In a study published in Science (Vol. 302, No. 5643, pages 290-292) in 2003, Lieberman and his colleague used functional magnetic resonance imaging (fMRI) to scan the brains of participants as they played a computer game called "cyberball." In cyberball, participants think that they're playing an onscreen version of catch with two other people who are using computers linked to their own. For a while the two other people throw the ball regularly to the participant's onscreen character, but after a while they stop and begin to throw the ball only to each other.
In reality, the other people don't exist and the "game" is simply an automatic computer program, but the participant doesn't know this and feels the sting of social rejection. Using fMRI, the researchers found that this social rejection activated an area of the brain that also lights up in response to physical pain-the anterior cingulate cortex.

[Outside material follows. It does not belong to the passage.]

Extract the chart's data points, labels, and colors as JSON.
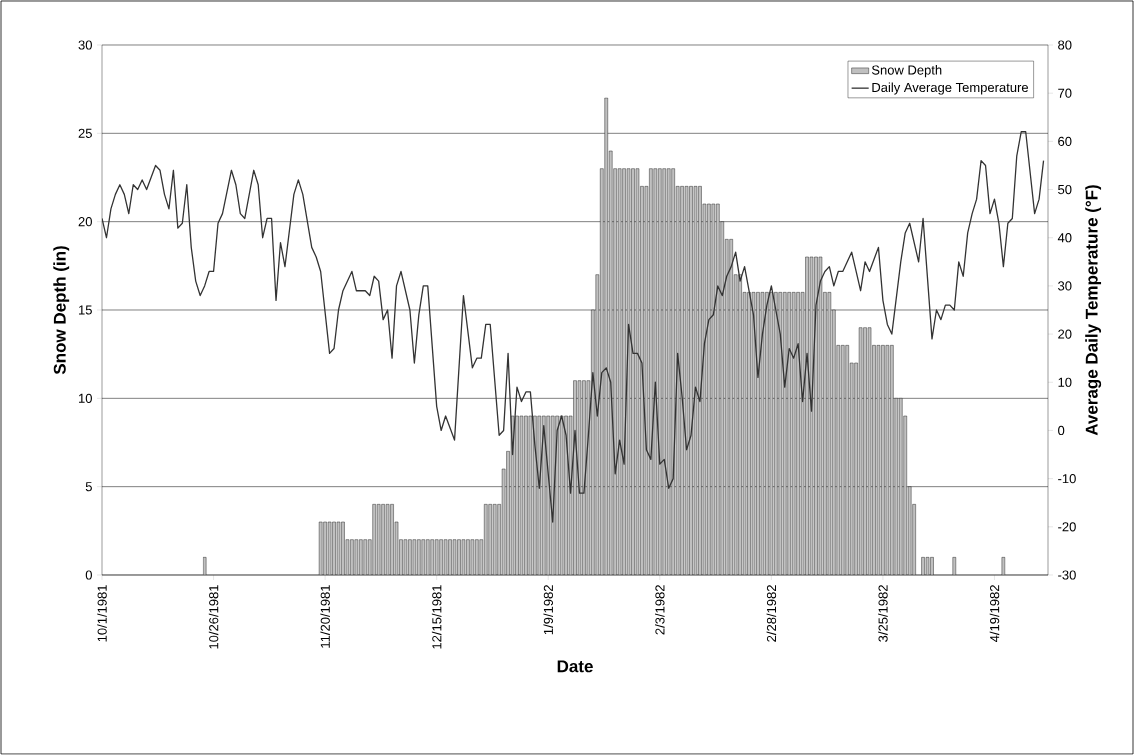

However, they also found that people who had relatively less activity in that area-and who reported feeling relatively less distress-had more activity in the right ventral lateral prefrontal cortex, an area of the brain associated with verbalizing thoughts and language production. So, according to Lieberman, this suggests that putting feelings into words may activate this part of the prefrontal cortex, which may in turn suppress the area of the brain that produces emotional distress.
In another study, to be published in an upcoming issue of Psychological Science, Lieberman and his colleagues tested their language hypothesis more directly. They asked 30 participants to view pictures of angry, scared or happy-looking faces. Half of the time the participants tried to match the target face to another picture of a face with a similar expression. The other half of the time, they tried to match the face to a word that correctly labeled its emotion.
Using fMRI, the researchers found that when the participants labeled the faces' emotions using words, they showed less activity in the amygdala-an area of the brain associated with emotional distress. At the same time, they showed more activity in the right ventral lateral prefrontal cortex-the same language-related area that showed up in the cyberball study.
So, again, this suggests that verbalizing an emotion may activate the right ventral lateral prefrontal cortex, which then suppresses the areas of the brain that produce emotional pain.
"[In talk therapy] we tend to focus primarily on content and enhanced understandings and changed understandings," said Lieberman. "But it's not entirely irrelevant that they all involve putting feelings into words."